We only make small talk

Why we should be more open to conversing freely with strangers


Tyler Cho and Brian Xu


nteracting with strangers can be terrifying. We’re rarely in physical danger when meeting someone new, but our dignity is on the line.

In many cases, interacting with someone new can feel like we’re following a set of procedures, progressing from one stage to the next as we gradually become more comfortable. We start with a collection of pre-written social scripts shaped by what others have said and done countless times before us. Awkward handshakes, accidental eye contact and prolonged silence can make conversation with new people scary, and even the smallest mistake can make it feel like the whole world is falling on us.

We break the ice with someone unfamiliar by commenting on the weather, asking about school or talking about weekend plans. When with strangers, this is about the depth that our conversations reach.  But if we want to move beyond that level, conversations continue until we eventually cement our friendship and become comfortable enough to share inside jokes and spend time outside of school together.

But something we rarely consider is that we can cut out all the time it takes to go from talking about school to laughing together and sharing an intimate, personal conversation. We don’t need to follow a linear progression of our interactions. Instead, we should view interactions as a group of doors, a set of options to choose from. There’s nothing wrong with including someone we don’t know in a conversation with our friends.

Few people actually try to achieve this, but for those who do, there are more opportunities to form lasting relationships. Sophomore Andrew Richardson has adopted a mindset of always trying to get to know new people, often inviting them to join conversations with friends. Richardson has been honing this skill since he joined Boy Scouts in sixth grade, and it has allowed him to meet many new people.

“When you’re able to meet new people, you’re able to practice with different styles of socializing,” Richardson said. “When I started getting out of my typical friend group zone, I learned more skills about how to interact with people.”

Additionally, conversing with new people throughout the day can lift our mood and make our day more positive.
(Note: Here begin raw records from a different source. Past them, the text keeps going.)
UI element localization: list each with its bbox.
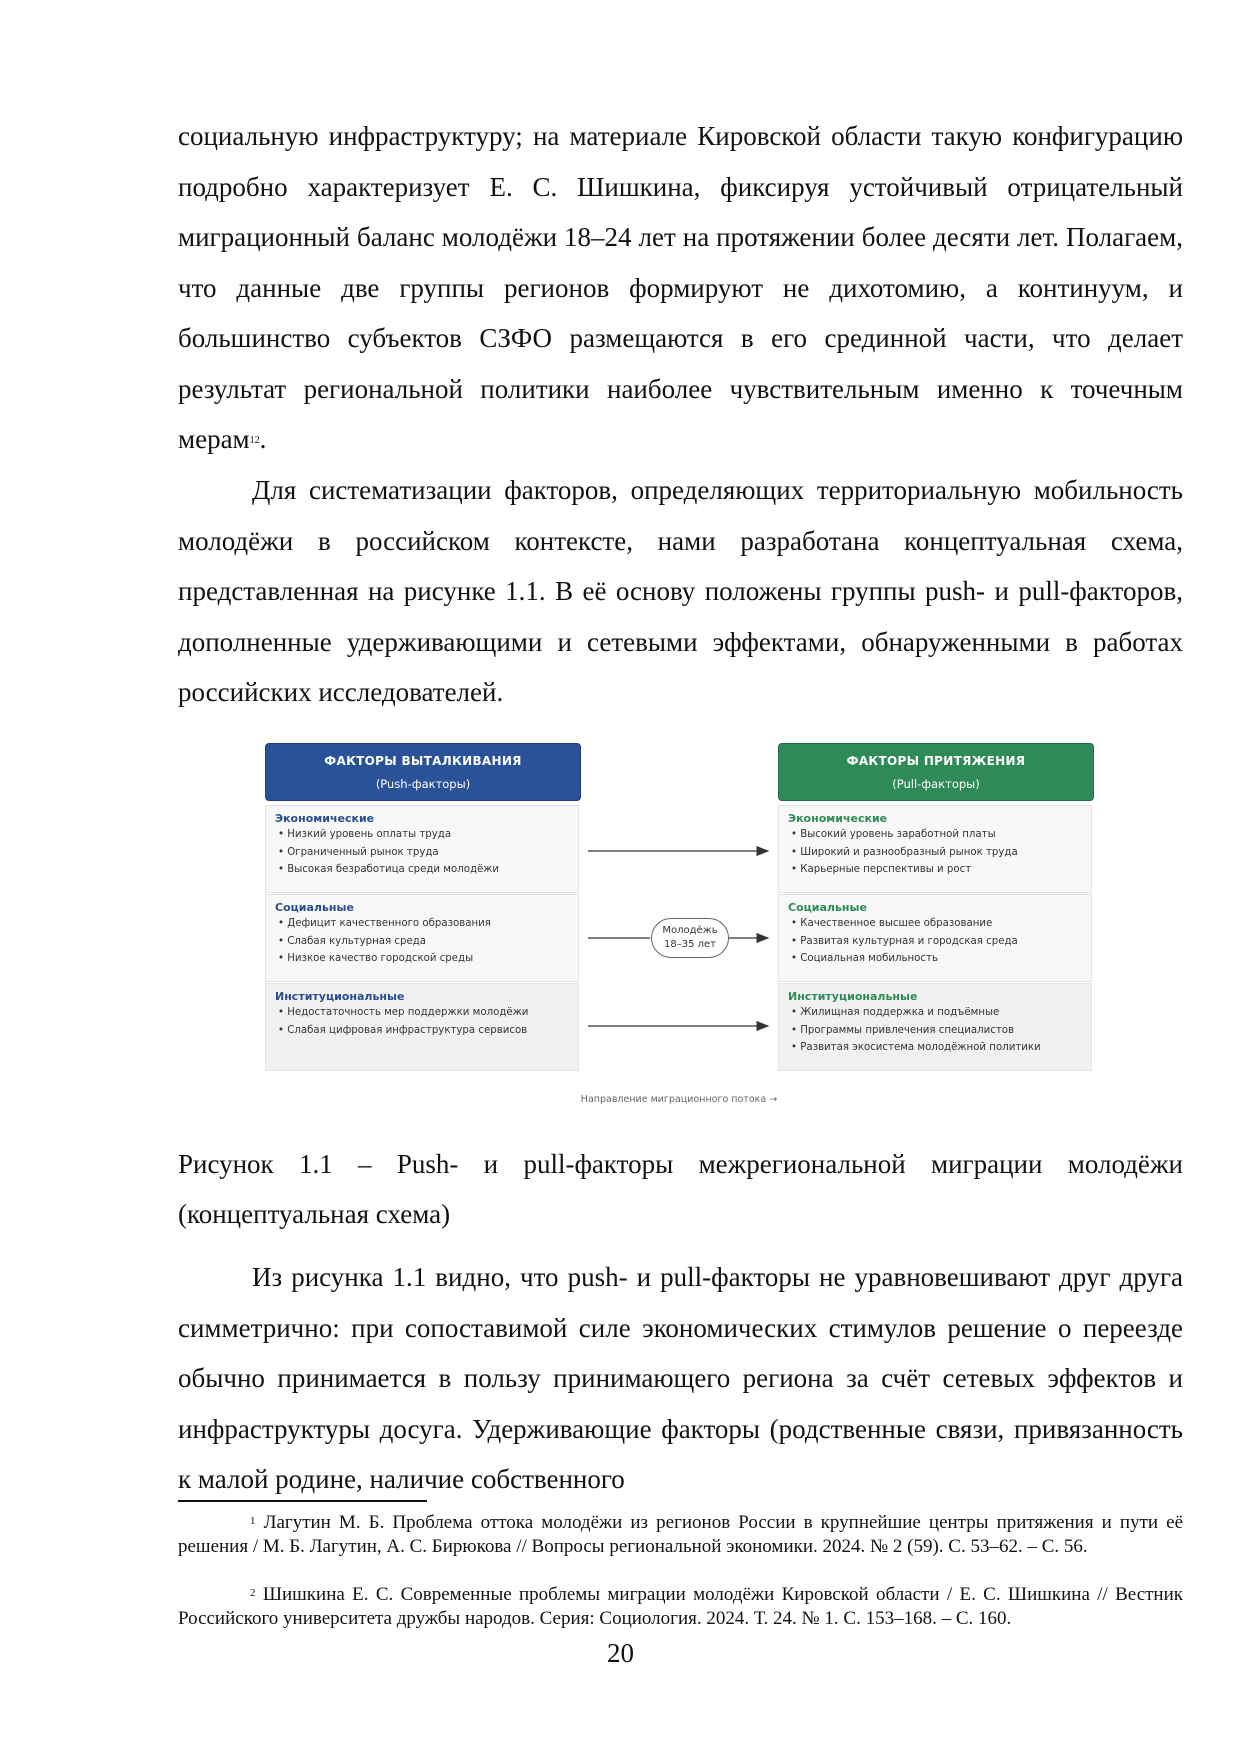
push-group-economic [265, 805, 579, 893]
paragraph-text: социальную инфраструктуру; на материале Кировской области такую конфигурацию подробно характеризует Е. С. Шишкина, фиксируя устойчивый отрицательный миграционный баланс молодёжи 18–24 лет на протяжении более десяти лет. Полагаем, что данные две группы регионов формируют не дихотомию, а континуум, и большинство субъектов СЗФО размещаются в его срединной части, что делает результат региональной политики наиболее чувствительным именно к точечным мерам [178, 121, 1183, 454]
pull-group-economic [778, 805, 1092, 893]
youth-node-line1: Молодёжь [662, 925, 718, 936]
list-item: • Социальная мобильность [791, 950, 1091, 968]
push-group-institutional [265, 983, 579, 1071]
list-item: • Высокий уровень заработной платы [791, 826, 1091, 844]
list-item: • Ограниченный рынок труда [278, 844, 578, 862]
footnote-2 [178, 1583, 1183, 1631]
youth-node-line2: 18–35 лет [664, 939, 716, 950]
group-title: Институциональные [275, 990, 405, 1003]
list-item: • Развитая культурная и городская среда [791, 933, 1091, 951]
footnote-text: Шишкина Е. С. Современные проблемы миграции молодёжи Кировской области / Е. С. Шишкина // Вестник Российского университета дружбы народов. Серия: Социология. 2024. Т. 24. № 1. С. 153–168. – С. 160. [178, 1584, 1183, 1629]
list-item: • Слабая культурная среда [278, 933, 578, 951]
body-paragraph-3: Из рисунка 1.1 видно, что push- и pull-факторы не уравновешивают друг друга симметрично: при сопоставимой силе экономических стимулов решение о переезде обычно принимается в пользу принимающего региона за счёт сетевых эффектов и инфраструктуры досуга. Удерживающие факторы (родственные связи, привязанность к малой родине, наличие собственного [178, 1262, 1183, 1494]
youth-node [651, 918, 729, 958]
push-subtitle: (Push-факторы) [375, 777, 471, 791]
group-title: Экономические [275, 812, 375, 825]
footnote-number: 2 [250, 1587, 256, 1599]
push-title: ФАКТОРЫ ВЫТАЛКИВАНИЯ [324, 754, 522, 768]
body-paragraph-2: Для систематизации факторов, определяющих территориальную мобильность молодёжи в российском контексте, нами разработана концептуальная схема, представленная на рисунке 1.1. В её основу положены группы push- и pull-факторов, дополненные удерживающими и сетевыми эффектами, обнаруженными в работах российских исследователей. [178, 475, 1183, 707]
paragraph-end: . [259, 424, 267, 454]
push-group-social [265, 894, 579, 982]
list-item: • Программы привлечения специалистов [791, 1022, 1091, 1040]
figure-push-pull-diagram [258, 736, 1100, 1114]
list-item: • Низкий уровень оплаты труда [278, 826, 578, 844]
page-number: 20 [607, 1638, 634, 1668]
pull-group-social [778, 894, 1092, 982]
figure-caption: Рисунок 1.1 – Push- и pull-факторы межрегиональной миграции молодёжи (концептуальная схема) [178, 1149, 1183, 1229]
pull-factors-header [778, 743, 1094, 801]
footnote-divider [178, 1500, 427, 1502]
flow-direction-label: Направление миграционного потока → [580, 1094, 778, 1105]
body-paragraph-1 [178, 111, 1183, 465]
list-item: • Развитая экосистема молодёжной политики [791, 1039, 1091, 1057]
list-item: • Жилищная поддержка и подъёмные [791, 1004, 1091, 1022]
list-item: • Дефицит качественного образования [278, 915, 578, 933]
pull-subtitle: (Pull-факторы) [892, 777, 980, 791]
footnote-ref[interactable]: 12 [249, 435, 260, 446]
footnote-text: Лагутин М. Б. Проблема оттока молодёжи из регионов России в крупнейшие центры притяжения и пути её решения / М. Б. Лагутин, А. С. Бирюкова // Вопросы региональной экономики. 2024. № 2 (59). С. 53–62. – С. 56. [178, 1512, 1184, 1557]
list-item: • Качественное высшее образование [791, 915, 1091, 933]
footnote-1 [178, 1511, 1183, 1559]
group-title: Экономические [788, 812, 888, 825]
list-item: • Слабая цифровая инфраструктура сервисов [278, 1022, 578, 1040]
group-title: Социальные [788, 901, 867, 914]
list-item: • Карьерные перспективы и рост [791, 861, 1091, 879]
list-item: • Широкий и разнообразный рынок труда [791, 844, 1091, 862]
pull-group-institutional [778, 983, 1092, 1071]
pull-title: ФАКТОРЫ ПРИТЯЖЕНИЯ [846, 754, 1026, 768]
footnote-number: 1 [250, 1515, 256, 1527]
group-title: Институциональные [788, 990, 918, 1003]
list-item: • Высокая безработица среди молодёжи [278, 861, 578, 879]
group-title: Социальные [275, 901, 354, 914]
push-factors-header [265, 743, 581, 801]
list-item: • Недостаточность мер поддержки молодёжи [278, 1004, 578, 1022]
list-item: • Низкое качество городской среды [278, 950, 578, 968]
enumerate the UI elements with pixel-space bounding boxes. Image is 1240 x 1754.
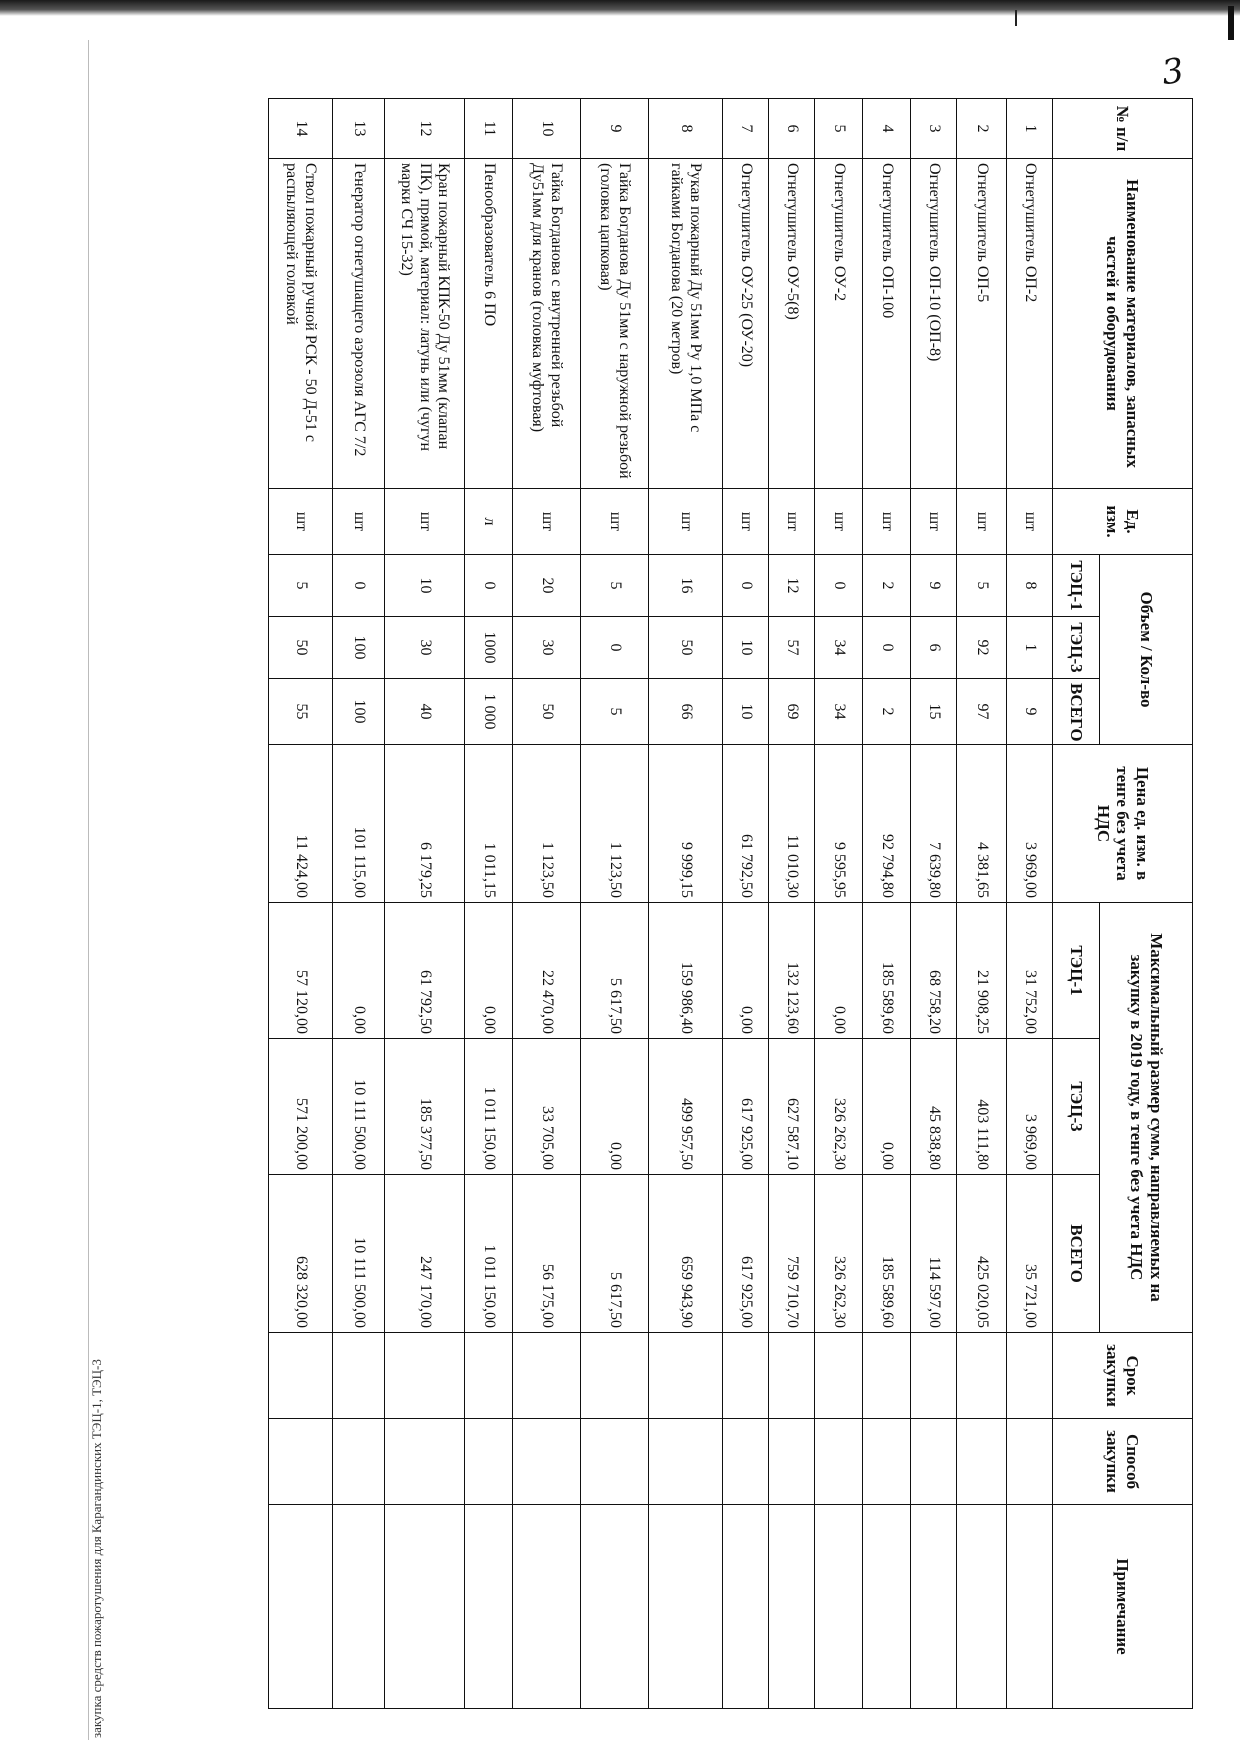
scan-tick-mark (1015, 10, 1017, 26)
row-number: 12 (385, 99, 465, 159)
row-sum-total: 617 925,00 (723, 1175, 769, 1333)
row-sum-total: 628 320,00 (269, 1175, 333, 1333)
table-row (957, 99, 1007, 1709)
row-unit: шт (581, 489, 649, 555)
row-note (769, 1505, 815, 1709)
row-method (911, 1419, 957, 1505)
row-sum-tec3: 1 011 150,00 (465, 1039, 513, 1175)
row-term (1007, 1333, 1053, 1419)
row-unit: шт (723, 489, 769, 555)
row-sum-total: 114 597,00 (911, 1175, 957, 1333)
row-name: Огнетушитель ОП-100 (863, 159, 911, 489)
row-price: 1 123,50 (581, 745, 649, 903)
table-row (723, 99, 769, 1709)
row-number: 6 (769, 99, 815, 159)
row-term (385, 1333, 465, 1419)
row-price: 1 123,50 (513, 745, 581, 903)
row-qty-tec3: 50 (649, 617, 723, 679)
row-qty-total: 10 (723, 679, 769, 745)
row-method (465, 1419, 513, 1505)
row-unit: шт (815, 489, 863, 555)
row-number: 14 (269, 99, 333, 159)
row-qty-total: 69 (769, 679, 815, 745)
row-method (385, 1419, 465, 1505)
row-price: 101 115,00 (333, 745, 385, 903)
procurement-table (268, 98, 1193, 1709)
row-price: 61 792,50 (723, 745, 769, 903)
row-qty-tec3: 10 (723, 617, 769, 679)
row-note (513, 1505, 581, 1709)
row-name: Огнетушитель ОП-5 (957, 159, 1007, 489)
row-sum-total: 247 170,00 (385, 1175, 465, 1333)
row-qty-tec1: 8 (1007, 555, 1053, 617)
row-unit: шт (911, 489, 957, 555)
row-qty-total: 5 (581, 679, 649, 745)
header-sum-tec3: ТЭЦ-3 (1053, 1039, 1100, 1175)
header-note: Примечание (1053, 1505, 1193, 1709)
row-number: 4 (863, 99, 911, 159)
row-sum-tec3: 33 705,00 (513, 1039, 581, 1175)
margin-heading: закупка средств пожаротушения для Карагандинских ТЭЦ-1, ТЭЦ-3 (89, 1359, 104, 1738)
row-term (513, 1333, 581, 1419)
header-method: Способ закупки (1053, 1419, 1193, 1505)
row-qty-tec3: 0 (863, 617, 911, 679)
row-number: 8 (649, 99, 723, 159)
row-number: 3 (911, 99, 957, 159)
row-sum-total: 425 020,05 (957, 1175, 1007, 1333)
row-qty-total: 66 (649, 679, 723, 745)
row-term (863, 1333, 911, 1419)
row-method (769, 1419, 815, 1505)
header-term: Срок закупки (1053, 1333, 1193, 1419)
row-qty-total: 15 (911, 679, 957, 745)
header-name: Наименование материалов, запасных частей и оборудования (1053, 159, 1193, 489)
row-name: Гайка Богданова с внутренней резьбой Ду51мм для кранов (головка муфтовая) (513, 159, 581, 489)
table-row (815, 99, 863, 1709)
row-note (911, 1505, 957, 1709)
row-method (269, 1419, 333, 1505)
header-volume-total: ВСЕГО (1053, 679, 1100, 745)
header-sum-total: ВСЕГО (1053, 1175, 1100, 1333)
page-number: 3 (1159, 50, 1187, 94)
row-qty-tec1: 5 (957, 555, 1007, 617)
row-sum-tec1: 57 120,00 (269, 903, 333, 1039)
row-sum-tec3: 571 200,00 (269, 1039, 333, 1175)
row-method (581, 1419, 649, 1505)
row-term (581, 1333, 649, 1419)
row-qty-tec1: 5 (581, 555, 649, 617)
row-price: 6 179,25 (385, 745, 465, 903)
row-term (465, 1333, 513, 1419)
table-row (863, 99, 911, 1709)
row-qty-total: 97 (957, 679, 1007, 745)
row-sum-total: 326 262,30 (815, 1175, 863, 1333)
row-method (649, 1419, 723, 1505)
row-sum-tec3: 403 111,80 (957, 1039, 1007, 1175)
header-volume-tec3: ТЭЦ-3 (1053, 617, 1100, 679)
row-method (723, 1419, 769, 1505)
row-qty-total: 2 (863, 679, 911, 745)
rotated-table-container (107, 98, 1193, 1708)
header-num: № п/п (1053, 99, 1193, 159)
header-volume: Объем / Кол-во (1100, 555, 1193, 745)
table-row (649, 99, 723, 1709)
table-row (911, 99, 957, 1709)
row-unit: шт (333, 489, 385, 555)
table-row (333, 99, 385, 1709)
row-qty-tec1: 0 (333, 555, 385, 617)
row-sum-tec3: 45 838,80 (911, 1039, 957, 1175)
row-name: Гайка Богданова Ду 51мм с наружной резьбой (головка цапковая) (581, 159, 649, 489)
row-price: 92 794,80 (863, 745, 911, 903)
row-sum-tec1: 68 758,20 (911, 903, 957, 1039)
header-row-main (1100, 99, 1193, 1709)
row-sum-tec3: 499 957,50 (649, 1039, 723, 1175)
row-qty-tec1: 0 (815, 555, 863, 617)
row-name: Огнетушитель ОП-10 (ОП-8) (911, 159, 957, 489)
row-unit: шт (385, 489, 465, 555)
row-sum-tec3: 3 969,00 (1007, 1039, 1053, 1175)
row-note (863, 1505, 911, 1709)
row-name: Кран пожарный КПК-50 Ду 51мм (клапан ПК), прямой, материал: латунь или (чугун марки СЧ 15-32) (385, 159, 465, 489)
table-row (385, 99, 465, 1709)
row-qty-tec1: 16 (649, 555, 723, 617)
row-qty-tec1: 9 (911, 555, 957, 617)
row-qty-tec3: 1 (1007, 617, 1053, 679)
row-qty-tec3: 1000 (465, 617, 513, 679)
row-method (333, 1419, 385, 1505)
row-note (1007, 1505, 1053, 1709)
row-qty-tec3: 34 (815, 617, 863, 679)
row-qty-tec3: 92 (957, 617, 1007, 679)
row-qty-tec3: 30 (385, 617, 465, 679)
row-sum-tec1: 132 123,60 (769, 903, 815, 1039)
table-row (513, 99, 581, 1709)
row-sum-total: 35 721,00 (1007, 1175, 1053, 1333)
row-sum-total: 1 011 150,00 (465, 1175, 513, 1333)
row-note (333, 1505, 385, 1709)
row-sum-tec1: 0,00 (815, 903, 863, 1039)
row-qty-tec3: 57 (769, 617, 815, 679)
row-price: 9 595,95 (815, 745, 863, 903)
row-unit: шт (957, 489, 1007, 555)
header-unit: Ед. изм. (1053, 489, 1193, 555)
row-sum-tec3: 0,00 (581, 1039, 649, 1175)
row-term (957, 1333, 1007, 1419)
row-term (649, 1333, 723, 1419)
row-name: Огнетушитель ОУ-5(8) (769, 159, 815, 489)
scan-top-band (0, 0, 1240, 16)
row-price: 1 011,15 (465, 745, 513, 903)
row-number: 2 (957, 99, 1007, 159)
row-qty-total: 100 (333, 679, 385, 745)
row-sum-tec3: 627 587,10 (769, 1039, 815, 1175)
row-sum-tec3: 326 262,30 (815, 1039, 863, 1175)
row-qty-tec1: 12 (769, 555, 815, 617)
row-method (863, 1419, 911, 1505)
row-sum-tec1: 0,00 (465, 903, 513, 1039)
row-sum-tec1: 22 470,00 (513, 903, 581, 1039)
row-name: Пенообразователь 6 ПО (465, 159, 513, 489)
row-qty-tec3: 30 (513, 617, 581, 679)
row-note (581, 1505, 649, 1709)
row-method (513, 1419, 581, 1505)
table-row (269, 99, 333, 1709)
table-row (769, 99, 815, 1709)
row-sum-tec3: 0,00 (863, 1039, 911, 1175)
row-qty-total: 34 (815, 679, 863, 745)
row-qty-total: 9 (1007, 679, 1053, 745)
row-price: 9 999,15 (649, 745, 723, 903)
row-name: Ствол пожарный ручной РСК - 50 Д-51 с распыляющей головкой (269, 159, 333, 489)
row-note (269, 1505, 333, 1709)
row-term (769, 1333, 815, 1419)
row-qty-tec1: 2 (863, 555, 911, 617)
row-sum-tec3: 617 925,00 (723, 1039, 769, 1175)
row-unit: шт (649, 489, 723, 555)
row-unit: шт (863, 489, 911, 555)
header-max-sum: Максимальный размер сумм, направляемых на закупку в 2019 году, в тенге без учета НДС (1100, 903, 1193, 1333)
row-sum-total: 759 710,70 (769, 1175, 815, 1333)
row-note (649, 1505, 723, 1709)
table-row (581, 99, 649, 1709)
scan-corner-mark (1228, 6, 1234, 40)
row-sum-tec1: 31 752,00 (1007, 903, 1053, 1039)
row-method (1007, 1419, 1053, 1505)
row-qty-tec1: 0 (723, 555, 769, 617)
row-price: 7 639,80 (911, 745, 957, 903)
row-term (911, 1333, 957, 1419)
row-sum-total: 56 175,00 (513, 1175, 581, 1333)
row-price: 3 969,00 (1007, 745, 1053, 903)
row-note (815, 1505, 863, 1709)
row-sum-tec1: 5 617,50 (581, 903, 649, 1039)
row-name: Огнетушитель ОУ-25 (ОУ-20) (723, 159, 769, 489)
row-unit: шт (269, 489, 333, 555)
row-qty-tec1: 20 (513, 555, 581, 617)
row-note (385, 1505, 465, 1709)
row-number: 10 (513, 99, 581, 159)
row-name: Генератор огнетушащего аэрозоля АГС 7/2 (333, 159, 385, 489)
row-qty-total: 1 000 (465, 679, 513, 745)
row-note (723, 1505, 769, 1709)
row-note (957, 1505, 1007, 1709)
row-name: Огнетушитель ОП-2 (1007, 159, 1053, 489)
row-sum-tec1: 61 792,50 (385, 903, 465, 1039)
row-sum-tec1: 21 908,25 (957, 903, 1007, 1039)
table-row (1007, 99, 1053, 1709)
row-sum-total: 10 111 500,00 (333, 1175, 385, 1333)
row-number: 1 (1007, 99, 1053, 159)
row-unit: шт (769, 489, 815, 555)
row-qty-tec1: 10 (385, 555, 465, 617)
row-name: Рукав пожарный Ду 51мм Ру 1,0 МПа с гайками Богданова (20 метров) (649, 159, 723, 489)
row-term (815, 1333, 863, 1419)
header-sum-tec1: ТЭЦ-1 (1053, 903, 1100, 1039)
row-qty-total: 40 (385, 679, 465, 745)
row-name: Огнетушитель ОУ-2 (815, 159, 863, 489)
row-qty-tec1: 5 (269, 555, 333, 617)
row-sum-tec1: 185 589,60 (863, 903, 911, 1039)
row-number: 5 (815, 99, 863, 159)
row-term (269, 1333, 333, 1419)
row-term (333, 1333, 385, 1419)
row-sum-total: 185 589,60 (863, 1175, 911, 1333)
row-unit: л (465, 489, 513, 555)
row-sum-tec1: 0,00 (723, 903, 769, 1039)
header-price: Цена ед. изм. в тенге без учета НДС (1053, 745, 1193, 903)
row-qty-total: 55 (269, 679, 333, 745)
row-qty-tec3: 6 (911, 617, 957, 679)
row-method (957, 1419, 1007, 1505)
row-qty-tec1: 0 (465, 555, 513, 617)
row-sum-total: 5 617,50 (581, 1175, 649, 1333)
row-number: 11 (465, 99, 513, 159)
table-row (465, 99, 513, 1709)
row-qty-total: 50 (513, 679, 581, 745)
row-sum-tec3: 185 377,50 (385, 1039, 465, 1175)
row-sum-tec1: 0,00 (333, 903, 385, 1039)
row-number: 13 (333, 99, 385, 159)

Two University of Chicago scientists found that when Chicago train commuters interacted with a stranger rather than riding in solitude, their commute was much more engaging and positive.

Richardson agrees, recalling how an unexpected introduction from a new classmate led to one of his strongest friendships. He met sophomore Nishanth Arumugan in sixth grade after Arumugan approached him during a break in class. He simply walked up to Richardson and introduced himself: “Hi, my name’s Nish.” Despite the straightforward introduction, Arumugan left a lasting impression on Richardson. When Richardson returned home, he told his mother he made a new friend.

“I feel like that [conversation] has made an impact on me,” Richardson said. “I still remember it to this day and it’s shaped some of the ways I’ve tried to learn to talk to people and open up conversations because I remember back then it was a great feeling to have someone come up and take the lead and just introduce themselves.”

Starting a conversation can be as simple as saying hello and can lead to life-changing relationships, but many of us find it difficult to introduce ourselves and open up to new people. And even if we are able to begin the conversation, it is extremely easy to fall into awkward silence and let the conversation come to a grinding halt.

Many times, we fall short of comfortable conversation due to our lack of investment in getting to know new people. We force ourselves into introductions and focus mostly on small talk, tiptoeing around more personal details and rushing to goodbyes as fast as we can. Or we might overthink our self-introductions, imagining dozens of ways our conversation could go wrong before even attempting to hold it, eventually dissuading ourselves from engaging with others altogether.

But imagine the possibilities if we ditched the small talk and instead talked openly with new people. If we dropped our façade, deciding to comfortably converse with one another, we could avoid painful minutes of awkward conversation and make more friends. Connecting with people could be easier — and if we don’t click with someone, we would know that right away and save our time from pointless small talk, and if we hit it off with someone, a relationship could form and strengthen rapidly.

It may be awkward at first. Richardson acknowledges that certain conversation topics or inside jokes require a certain comfort level to bring up, and mentioning them in certain situations may be inappropriate. But he believes the shift in the way we approach conversations is necessary to work towards.

“If everyone could start off [at a comfortable level], I think the world would be a great place for everyone to live,” Richardson said. “But you know, reality isn’t perfect, and we all have to start somewhere.”